Yuval Lapide und Christel Holl mit Pater Mauritius im Oktober 2018 auf der Frankfurter Buchmesse

Lesung zur Parascha KI TISA am 22. Adar 5781; 6. März 2021

Gott erbarmt sich

Das Wort Gottes ergeht an den Menschensohn, den Ben Adam בֶּן אָדָם, den neuen Adam, der eine neue Schöpfung Gottes darstellt und durch den Gott SEINE immerwährende Botschaft ausruft. Eigentlich muss der Menschensohn, also Hesekiel, den Kindern Israel Gottes Zorn verkünden, da sie trotz Exil weiter uneinsichtig sind. Aber der Schwerpunkt des Wortes, das der Prophet zu verkünden hat, liegt auf etwas anderem, nämlich auf der Rückführung des Volkes in das versprochene Land, in die Heimat.

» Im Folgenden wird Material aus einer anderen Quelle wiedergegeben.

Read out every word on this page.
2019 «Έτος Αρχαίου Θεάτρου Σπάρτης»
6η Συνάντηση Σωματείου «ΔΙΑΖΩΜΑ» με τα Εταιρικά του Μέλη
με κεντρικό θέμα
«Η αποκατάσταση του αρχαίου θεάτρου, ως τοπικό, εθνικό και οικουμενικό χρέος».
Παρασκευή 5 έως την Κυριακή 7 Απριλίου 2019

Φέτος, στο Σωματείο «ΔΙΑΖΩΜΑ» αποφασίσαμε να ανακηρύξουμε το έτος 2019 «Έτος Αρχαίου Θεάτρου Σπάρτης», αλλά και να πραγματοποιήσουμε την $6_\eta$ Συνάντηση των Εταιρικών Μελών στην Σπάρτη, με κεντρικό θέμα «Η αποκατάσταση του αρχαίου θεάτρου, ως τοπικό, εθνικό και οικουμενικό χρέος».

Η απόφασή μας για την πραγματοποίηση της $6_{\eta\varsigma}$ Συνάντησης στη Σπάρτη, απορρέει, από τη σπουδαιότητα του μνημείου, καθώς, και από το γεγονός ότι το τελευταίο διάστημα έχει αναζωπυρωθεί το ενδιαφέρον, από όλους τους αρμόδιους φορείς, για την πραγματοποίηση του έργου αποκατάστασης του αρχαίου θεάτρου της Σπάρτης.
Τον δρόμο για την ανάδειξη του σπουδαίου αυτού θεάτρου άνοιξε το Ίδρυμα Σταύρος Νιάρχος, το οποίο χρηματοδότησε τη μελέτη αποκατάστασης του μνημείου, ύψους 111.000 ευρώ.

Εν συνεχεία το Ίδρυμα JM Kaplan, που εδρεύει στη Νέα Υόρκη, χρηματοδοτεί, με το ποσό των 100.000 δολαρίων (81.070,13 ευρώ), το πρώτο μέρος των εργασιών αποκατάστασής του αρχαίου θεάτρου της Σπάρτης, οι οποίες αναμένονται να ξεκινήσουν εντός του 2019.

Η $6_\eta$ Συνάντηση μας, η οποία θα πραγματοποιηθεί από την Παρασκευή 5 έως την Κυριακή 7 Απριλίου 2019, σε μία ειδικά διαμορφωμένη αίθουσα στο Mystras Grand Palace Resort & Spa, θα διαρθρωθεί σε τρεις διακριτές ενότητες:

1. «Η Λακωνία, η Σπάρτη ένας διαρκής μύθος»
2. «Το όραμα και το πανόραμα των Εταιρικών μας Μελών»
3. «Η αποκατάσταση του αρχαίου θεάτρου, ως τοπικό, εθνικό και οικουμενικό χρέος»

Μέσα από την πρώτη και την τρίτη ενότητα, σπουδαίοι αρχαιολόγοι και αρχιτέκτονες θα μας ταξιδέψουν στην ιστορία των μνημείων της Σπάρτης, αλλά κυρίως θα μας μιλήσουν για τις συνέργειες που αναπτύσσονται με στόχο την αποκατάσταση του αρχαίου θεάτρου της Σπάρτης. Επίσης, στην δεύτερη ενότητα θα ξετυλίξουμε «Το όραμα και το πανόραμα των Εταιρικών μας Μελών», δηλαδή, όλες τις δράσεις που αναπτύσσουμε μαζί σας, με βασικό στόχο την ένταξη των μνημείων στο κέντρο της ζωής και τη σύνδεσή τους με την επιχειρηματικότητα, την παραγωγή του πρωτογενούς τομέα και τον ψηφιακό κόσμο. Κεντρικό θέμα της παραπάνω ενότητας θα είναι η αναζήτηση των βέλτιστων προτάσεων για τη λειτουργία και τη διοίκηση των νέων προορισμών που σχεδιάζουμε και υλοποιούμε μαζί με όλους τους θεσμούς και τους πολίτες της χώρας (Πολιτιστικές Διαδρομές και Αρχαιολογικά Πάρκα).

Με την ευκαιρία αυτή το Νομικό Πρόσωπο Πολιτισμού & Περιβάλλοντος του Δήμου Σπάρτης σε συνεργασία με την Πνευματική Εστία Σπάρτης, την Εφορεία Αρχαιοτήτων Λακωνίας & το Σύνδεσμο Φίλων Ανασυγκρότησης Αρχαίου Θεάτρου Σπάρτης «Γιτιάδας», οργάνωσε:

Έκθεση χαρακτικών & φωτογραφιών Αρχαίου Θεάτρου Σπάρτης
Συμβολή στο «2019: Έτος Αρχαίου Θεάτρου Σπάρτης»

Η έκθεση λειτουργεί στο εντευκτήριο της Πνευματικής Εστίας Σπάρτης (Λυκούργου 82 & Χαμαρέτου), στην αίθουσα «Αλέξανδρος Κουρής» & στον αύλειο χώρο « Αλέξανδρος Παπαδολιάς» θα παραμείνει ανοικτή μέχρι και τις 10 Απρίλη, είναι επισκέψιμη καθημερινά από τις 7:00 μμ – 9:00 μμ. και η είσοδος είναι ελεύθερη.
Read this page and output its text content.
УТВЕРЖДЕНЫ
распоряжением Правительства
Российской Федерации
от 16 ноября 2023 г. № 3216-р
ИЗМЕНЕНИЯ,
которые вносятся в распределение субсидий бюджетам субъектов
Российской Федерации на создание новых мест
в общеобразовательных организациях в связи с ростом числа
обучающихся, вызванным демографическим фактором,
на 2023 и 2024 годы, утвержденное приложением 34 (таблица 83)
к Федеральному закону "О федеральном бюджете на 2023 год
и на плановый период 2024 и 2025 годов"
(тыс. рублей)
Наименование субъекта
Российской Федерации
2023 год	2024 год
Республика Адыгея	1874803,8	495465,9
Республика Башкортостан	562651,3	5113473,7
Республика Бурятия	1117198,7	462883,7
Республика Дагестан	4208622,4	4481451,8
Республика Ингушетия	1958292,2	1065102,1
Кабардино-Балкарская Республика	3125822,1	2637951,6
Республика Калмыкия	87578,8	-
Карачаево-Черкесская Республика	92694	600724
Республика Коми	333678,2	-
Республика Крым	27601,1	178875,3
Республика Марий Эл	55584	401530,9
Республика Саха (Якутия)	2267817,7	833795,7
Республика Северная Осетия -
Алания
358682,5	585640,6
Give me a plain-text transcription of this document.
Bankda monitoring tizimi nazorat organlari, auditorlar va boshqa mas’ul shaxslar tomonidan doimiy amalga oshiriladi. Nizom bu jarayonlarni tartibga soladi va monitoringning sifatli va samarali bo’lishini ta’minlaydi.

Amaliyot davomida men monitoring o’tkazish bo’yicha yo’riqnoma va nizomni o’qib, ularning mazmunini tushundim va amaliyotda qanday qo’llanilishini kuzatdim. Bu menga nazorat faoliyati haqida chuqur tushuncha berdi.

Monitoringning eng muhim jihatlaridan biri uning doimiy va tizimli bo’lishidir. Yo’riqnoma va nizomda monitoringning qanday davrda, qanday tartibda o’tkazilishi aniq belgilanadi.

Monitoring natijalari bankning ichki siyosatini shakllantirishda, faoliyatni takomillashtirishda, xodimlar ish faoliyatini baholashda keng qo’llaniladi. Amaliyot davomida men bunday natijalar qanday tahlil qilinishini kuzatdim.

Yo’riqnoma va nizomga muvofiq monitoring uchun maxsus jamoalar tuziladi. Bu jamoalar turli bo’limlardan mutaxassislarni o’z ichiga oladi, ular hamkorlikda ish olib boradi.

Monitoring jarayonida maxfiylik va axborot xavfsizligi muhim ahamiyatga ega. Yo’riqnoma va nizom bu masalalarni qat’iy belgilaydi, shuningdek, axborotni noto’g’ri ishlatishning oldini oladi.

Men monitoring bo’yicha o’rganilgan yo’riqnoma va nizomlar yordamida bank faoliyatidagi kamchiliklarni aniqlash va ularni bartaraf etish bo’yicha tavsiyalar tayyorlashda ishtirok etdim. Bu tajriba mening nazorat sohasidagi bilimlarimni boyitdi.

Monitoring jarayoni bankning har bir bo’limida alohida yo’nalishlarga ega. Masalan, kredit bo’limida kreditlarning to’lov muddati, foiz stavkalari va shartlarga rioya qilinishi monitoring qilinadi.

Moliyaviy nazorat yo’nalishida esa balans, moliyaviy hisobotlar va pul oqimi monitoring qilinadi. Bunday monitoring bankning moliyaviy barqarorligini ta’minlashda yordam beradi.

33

Gott hat sich nicht durch das Volk bewegen lassen, durch Umkehr und Gebet. Nein, die blieben ja aus! Nun geht es IHM allein um SEINEN heiligen Namen, der diskreditiert wird, wenn die anderen Völker sehen, wie das Volk Gottes im Exil leben muss. Die Lästerung SEINES Namens kann ER nicht zulassen.
Hes. 36,22  Darum sprich zum Haus Jissrael: So hat mein Herr, ER, gesprochen: Nicht um euretwillen tue ichs, Haus Jissrael, sondern für den Namen meiner Heiligung, den ihr preisstelltet unter den Stämmen, wohin ihr gekommen seid.
Jes. 48,11Um meinetwillen, um meinetwillen tue ich es – denn wie wird mein Name entweiht! – und meine Ehre gebe ich keinem andern.
Es war Gottes Gebot, das SEIN Name nicht entweiht werden dürfe, weshalb Juden diesen heiligen Namen, den der Hohepriester lediglich einmal im Jahr im Allerheiligsten des Tempels ausrief, an Jom Kippur, umschreiben mit Adonai (mein Herr) oder mit HaSchem (der Name).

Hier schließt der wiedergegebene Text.